Looking back through the records, they found that in 1990, a total of 372,589 peer-reviewed papers were published. Over the next decade, that number increased to 475,670 in 2000 - a pretty modest increase, all things considered.
But fast-foward to 2010, and that figure almost doubled, with 867,882 papers published around the world. By 2015, scientists were delivering 1,134,686 peer-reviewed papers within just 12 months.
If you expected the results to reveal that there are far too many papers needing peer-review than scientists can manage, here’s the thing - the reality is the exact opposite.
The researchers found that in 2015, despite all the reviews adding up to roughly 63.4 million hours of review work, we actually have more than enough scientists to meet the demand - it’s just that most of them aren’t chipping in.
"On that basis, the academic community could manage up to 249 percent more reviews, depending on the modelling scenario."
The team found that in 2015, just 20 percent of scientists eligible for peer-reviewing were responsible for between 69 and 94 percent of the reviews, which means they’re not only overburdened - they’re overburdened for no reason.
"Even if editors only asked specific authors to be reviewers - for example, those in prestigious first and last positions in the author list - they still had 2.1 million candidates."
So the bad news is that the vast majority of scientists aren’t pulling their weight. In fact, the team estimated that 70 percent dedicated 1 percent or less of their research work-time to peer review last year, while 5 percent dedicated 13 percent or more of it.
But the good news is that even though the entire peer-review process is being propped up by a few 'peer-review heroes', they say this isn’t as unsustainable as it sounds (just kinda crappy).
"Our results support that the system is sustainable in terms of volume, but emphasises a considerable imbalance in the distribution of the peer-review effort across the scientific community," they report.
So what’s going on here?
While the researchers didn’t go so far as to investigate why so many researchers are publishing more papers than they’re reviewing - although the pressure to publish could be a big contributor - it could be that researchers are losing faith in the peer-review process itself.
As Richard Smith, the former editor of the British Medical Journal (BMJ), told Julia Belluz at Vox, "We have little or no evidence that peer review 'works', but we have lots of evidence of its downside."
Some critics even go so far as to call the peer-review process itself "unscientific", because with the lack of research on how peer-reviewing is actually done, and a scarcity of available data on how it’s been carried out across the globe, we’re putting a lot of faith in a system we’re not even sure is working properly.
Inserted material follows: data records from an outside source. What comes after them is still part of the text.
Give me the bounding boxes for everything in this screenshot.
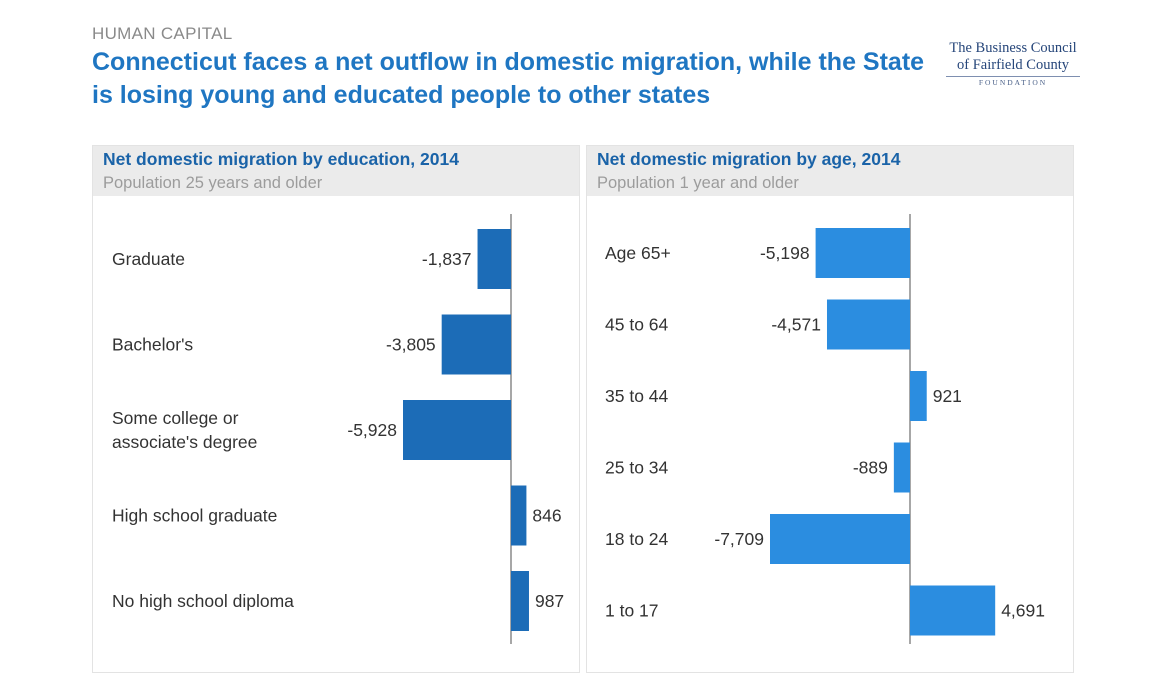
logo-rule (946, 76, 1080, 77)
value-label-25-to-34: -889 (853, 458, 888, 478)
bar-graduate (477, 229, 511, 289)
category-label-age-65: Age 65+ (605, 243, 671, 263)
education-chart-subtitle: Population 25 years and older (103, 174, 323, 192)
bar-some-college-or-associate-s-degree (403, 400, 511, 460)
value-label-age-65: -5,198 (760, 243, 810, 263)
age-chart-subtitle: Population 1 year and older (597, 174, 799, 192)
value-label-some-college-or-associate-s-degree: -5,928 (347, 420, 397, 440)
category-label-45-to-64: 45 to 64 (605, 315, 669, 335)
logo-line-3: FOUNDATION (978, 78, 1048, 87)
value-label-35-to-44: 921 (933, 386, 962, 406)
age-chart-title: Net domestic migration by age, 2014 (597, 149, 901, 169)
bar-1-to-17 (910, 585, 996, 636)
page-title: Connecticut faces a net outflow in domes… (92, 48, 925, 109)
education-chart-title: Net domestic migration by education, 201… (103, 149, 459, 169)
category-label-some-college-or-associate-s-degree-line-2: associate's degree (112, 432, 257, 452)
category-label-18-to-24: 18 to 24 (605, 529, 669, 549)
age-chart-panel: Net domestic migration by age, 2014 Popu… (586, 145, 1074, 673)
category-label-high-school-graduate: High school graduate (112, 506, 277, 526)
category-label-25-to-34: 25 to 34 (605, 458, 669, 478)
value-label-no-high-school-diploma: 987 (535, 591, 564, 611)
bar-45-to-64 (826, 299, 910, 350)
eyebrow-label: HUMAN CAPITAL (92, 24, 233, 43)
bar-bachelor-s (441, 314, 511, 375)
category-label-graduate: Graduate (112, 249, 185, 269)
category-label-bachelor-s: Bachelor's (112, 335, 193, 355)
age-bar-chart: -5,198 Age 65+ -4,571 45 to 64 921 35 to 44 -8… (605, 214, 1045, 644)
bar-high-school-graduate (511, 485, 527, 546)
business-council-logo: The Business Council of Fairfield County… (938, 40, 1088, 87)
logo-line-2: of Fairfield County (957, 57, 1069, 73)
value-label-18-to-24: -7,709 (714, 529, 764, 549)
bar-no-high-school-diploma (511, 571, 529, 631)
category-label-35-to-44: 35 to 44 (605, 386, 669, 406)
bar-age-65 (815, 228, 910, 278)
value-label-high-school-graduate: 846 (532, 506, 561, 526)
education-chart-panel: Net domestic migration by education, 201… (92, 145, 580, 673)
logo-line-1: The Business Council (949, 40, 1077, 56)
bar-18-to-24 (770, 514, 910, 564)
category-label-some-college-or-associate-s-degree-line-1: Some college or (112, 408, 239, 428)
age-chart-header: Net domestic migration by age, 2014 Popu… (587, 146, 1073, 196)
category-label-1-to-17: 1 to 17 (605, 601, 659, 621)
education-chart-header: Net domestic migration by education, 201… (93, 146, 579, 196)
bar-25-to-34 (893, 442, 910, 493)
value-label-1-to-17: 4,691 (1001, 601, 1045, 621)
value-label-45-to-64: -4,571 (771, 315, 821, 335)
education-bar-chart: -1,837 Graduate -3,805 Bachelor's -5,928 Some… (112, 214, 564, 644)
value-label-bachelor-s: -3,805 (386, 335, 436, 355)
bar-35-to-44 (910, 371, 927, 421)
category-label-no-high-school-diploma: No high school diploma (112, 591, 294, 611)
value-label-graduate: -1,837 (422, 249, 472, 269)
"We need rigorous studies to tell us the pros and cons of these [peer review] approaches today. Until then, any advertised advantages of new arrangements are unsupported assertions," Drummond Rennie from the University of California, San Francisco, and deputy editor of the The Journal of the American Medical Association, writes in Nature.
So what now?
The French team says that while there's a big imbalance right now in terms of workload, and a lot of criticism about how the process is actually carried out, it doesn't mean we should scrap it altogether.
But we do need to peer-review the peer-review process.
"An evidence-based approach to study peer-review, combining computer modelling, experimental studies, and sharing of data from journals and publishers, should be encouraged," they conclude in the journal PLoS ONE.
"Improvements in peer-review will come in response to evidence."